Now it's time to replace the self-signed certificates with your own ones. Therefore we create within TinyCA in the "Certificates"-tab a new server certificate. It's important that the "Common Name" matches with the machine part of the URL the users will enter to reach the SSL service. E.g. use secure.example.com if the URL you visitors will use will be https://secure.example.com/index.html. Otherwise they will receive warnings that the names don't match which is annoying.

Now we will export your new certificate into a PEM file e.g foo.crt and the corresponding key (from the "Keys"-tab) into a PEM file without password e.g. foo.key. Copy both to /etc/apache2/ssl/.

In newer TinyCA versions, there is in option in the export certificate dialog to also export the key with the certificate. However, this dialog lacks the option to remove the password from the key.

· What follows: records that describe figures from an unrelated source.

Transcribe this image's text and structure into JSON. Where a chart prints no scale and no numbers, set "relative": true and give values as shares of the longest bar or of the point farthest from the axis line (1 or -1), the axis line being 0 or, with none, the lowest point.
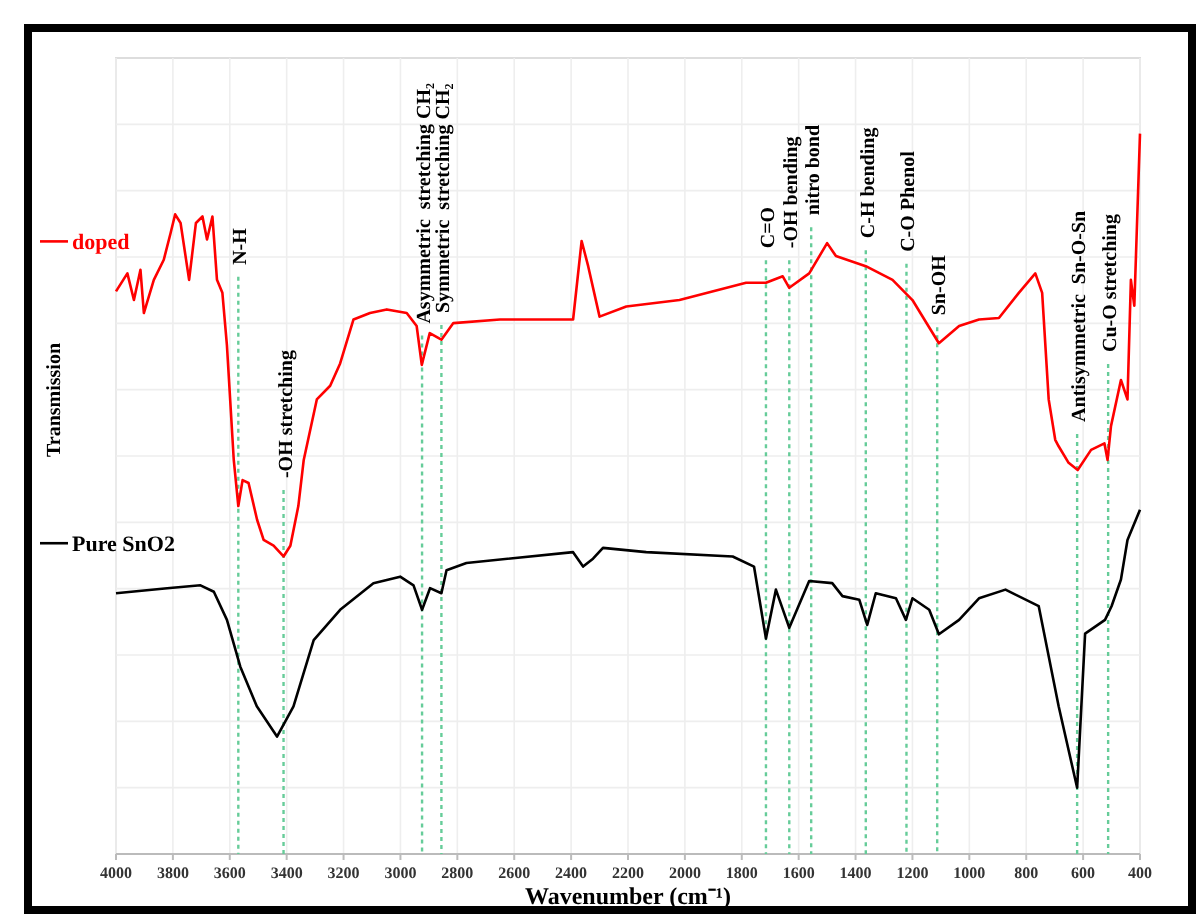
{
  "chart_data": {
    "type": "line",
    "relative": true,
    "xlabel": "Wavenumber (cm⁻¹)",
    "ylabel": "Transmission",
    "xlim": [
      4000,
      400
    ],
    "xticks": [
      4000,
      3800,
      3600,
      3400,
      3200,
      3000,
      2800,
      2600,
      2400,
      2200,
      2000,
      1800,
      1600,
      1400,
      1200,
      1000,
      800,
      600,
      400
    ],
    "tick_labels": "x",
    "grid": true,
    "line_style": "solid",
    "legend": "left",
    "series": [
      {
        "name": "doped",
        "color": "#ff0000",
        "x": [
          4000,
          3960,
          3937,
          3914,
          3902,
          3867,
          3832,
          3808,
          3792,
          3773,
          3743,
          3719,
          3696,
          3680,
          3661,
          3645,
          3626,
          3610,
          3586,
          3570,
          3555,
          3534,
          3504,
          3481,
          3446,
          3411,
          3387,
          3359,
          3340,
          3294,
          3247,
          3212,
          3165,
          3107,
          3048,
          2978,
          2943,
          2925,
          2897,
          2856,
          2814,
          2650,
          2393,
          2363,
          2340,
          2300,
          2206,
          2019,
          1785,
          1715,
          1656,
          1633,
          1563,
          1500,
          1469,
          1364,
          1270,
          1200,
          1107,
          1036,
          966,
          896,
          826,
          768,
          744,
          721,
          698,
          686,
          651,
          619,
          572,
          525,
          514,
          502,
          467,
          444,
          432,
          420,
          400
        ],
        "values": [
          0.781,
          0.806,
          0.769,
          0.811,
          0.751,
          0.797,
          0.825,
          0.862,
          0.888,
          0.876,
          0.797,
          0.876,
          0.885,
          0.853,
          0.885,
          0.797,
          0.779,
          0.706,
          0.547,
          0.483,
          0.519,
          0.515,
          0.464,
          0.436,
          0.428,
          0.413,
          0.428,
          0.483,
          0.547,
          0.631,
          0.65,
          0.681,
          0.742,
          0.751,
          0.756,
          0.751,
          0.733,
          0.679,
          0.723,
          0.714,
          0.737,
          0.742,
          0.742,
          0.851,
          0.816,
          0.746,
          0.76,
          0.769,
          0.793,
          0.793,
          0.802,
          0.786,
          0.806,
          0.848,
          0.83,
          0.816,
          0.797,
          0.769,
          0.709,
          0.733,
          0.742,
          0.744,
          0.779,
          0.806,
          0.779,
          0.631,
          0.575,
          0.566,
          0.543,
          0.533,
          0.561,
          0.57,
          0.547,
          0.594,
          0.658,
          0.631,
          0.797,
          0.761,
          1.0
        ]
      },
      {
        "name": "Pure SnO2",
        "color": "#000000",
        "x": [
          4000,
          3820,
          3703,
          3656,
          3610,
          3563,
          3505,
          3434,
          3376,
          3305,
          3212,
          3095,
          3001,
          2954,
          2924,
          2896,
          2856,
          2838,
          2768,
          2393,
          2358,
          2323,
          2288,
          2136,
          1832,
          1757,
          1715,
          1680,
          1633,
          1563,
          1482,
          1446,
          1387,
          1359,
          1329,
          1258,
          1223,
          1200,
          1141,
          1107,
          1036,
          966,
          873,
          756,
          686,
          621,
          593,
          523,
          500,
          467,
          444,
          400
        ],
        "values": [
          0.362,
          0.369,
          0.373,
          0.364,
          0.325,
          0.26,
          0.205,
          0.163,
          0.205,
          0.297,
          0.339,
          0.376,
          0.385,
          0.373,
          0.339,
          0.369,
          0.362,
          0.394,
          0.404,
          0.419,
          0.399,
          0.41,
          0.425,
          0.419,
          0.413,
          0.399,
          0.299,
          0.367,
          0.314,
          0.379,
          0.376,
          0.358,
          0.353,
          0.318,
          0.362,
          0.355,
          0.325,
          0.355,
          0.339,
          0.305,
          0.325,
          0.355,
          0.367,
          0.344,
          0.205,
          0.092,
          0.306,
          0.325,
          0.344,
          0.381,
          0.436,
          0.478
        ]
      }
    ],
    "ref_lines": [
      {
        "axis": "x",
        "value": 3570,
        "label": "N-H",
        "color": "#66cc99",
        "line_style": "dotted"
      },
      {
        "axis": "x",
        "value": 3411,
        "label": "-OH stretching",
        "color": "#66cc99",
        "line_style": "dotted"
      },
      {
        "axis": "x",
        "value": 2924,
        "label": "Asymmetric  stretching CH₂",
        "color": "#66cc99",
        "line_style": "dotted"
      },
      {
        "axis": "x",
        "value": 2856,
        "label": "Symmetric  stretching CH₂",
        "color": "#66cc99",
        "line_style": "dotted"
      },
      {
        "axis": "x",
        "value": 1715,
        "label": "C=O",
        "color": "#66cc99",
        "line_style": "dotted"
      },
      {
        "axis": "x",
        "value": 1633,
        "label": "-OH bending",
        "color": "#66cc99",
        "line_style": "dotted"
      },
      {
        "axis": "x",
        "value": 1556,
        "label": "nitro bond",
        "color": "#66cc99",
        "line_style": "dotted"
      },
      {
        "axis": "x",
        "value": 1364,
        "label": "C-H bending",
        "color": "#66cc99",
        "line_style": "dotted"
      },
      {
        "axis": "x",
        "value": 1221,
        "label": "C-O Phenol",
        "color": "#66cc99",
        "line_style": "dotted"
      },
      {
        "axis": "x",
        "value": 1113,
        "label": "Sn-OH",
        "color": "#66cc99",
        "line_style": "dotted"
      },
      {
        "axis": "x",
        "value": 621,
        "label": "Antisymmetric  Sn-O-Sn",
        "color": "#66cc99",
        "line_style": "dotted"
      },
      {
        "axis": "x",
        "value": 512,
        "label": "Cu-O stretching",
        "color": "#66cc99",
        "line_style": "dotted"
      }
    ]
  }
}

In the Apache configuration file replace SSLCertificateFile with these two lines:

SSLCertificateFile /etc/apache2/ssl/foo.crt
SSLCertificateKeyFile /etc/apache2/ssl/foo.key

After an Apache restart your certificates should be used. One advantage with your own CA is that if the Apache certificate expires you can just create a new one and sign it with the same CA.

Apache Errors

Check in the the Apache logs (e.g. /var/log/apache2/error.log) if Apache started without errors. I had these messages when I forgot to include the foo.key file (the key without password):

[error] SSL Library Error: 218710120 error:0D094068:asn1 encoding routines:d2i_ASN1_SET:bad tag
[error] SSL Library Error: 218529960 error:0D0680A8:asn1 encoding routines:ASN1_CHECK_TLEN:wrong tag
[error] SSL Library Error: 218595386 error:0D07803A:asn1 encoding routines:ASN1_ITEM_EX_D2I:nested asn1 error
[error] SSL Library Error: 218734605 error:0D09A00D:asn1 encoding routines:d2i_PrivateKey:ASN1 lib

Courier IMAP

When I installed courier-imap-ssl there was automatically created a self-signed certificate and written to /etc/courier/imapd.pem. We create a server certificate (like we did in the paragraph about Apache). Be sure that the common name is exatcly the name which the clients will use to reach courier. Again export the certificate into a PEM file e.g. foo.crt and the key into a PEM file (without password) e.g. foo.key. Merge both files to get one e.g. use

cat foo.crt foo.key > imap.pem

Your file should look like this:

-----BEGIN RSA PRIVATE KEY-----
...
-----END RSA PRIVATE KEY-----
-----BEGIN CERTIFICATE-----
...
-----END CERTIFICATE-----

Replace your self-signed certificate with your file and restart courier.

Expired certificate

Certificates normally expires after some time. If that happens to you, just start TinyCA again, select the certificate tab, select the expired certificate and chose renew from the context menu. This will overwrite the old certificate. Now you can export it (together with the key) like we did in the Apache section above.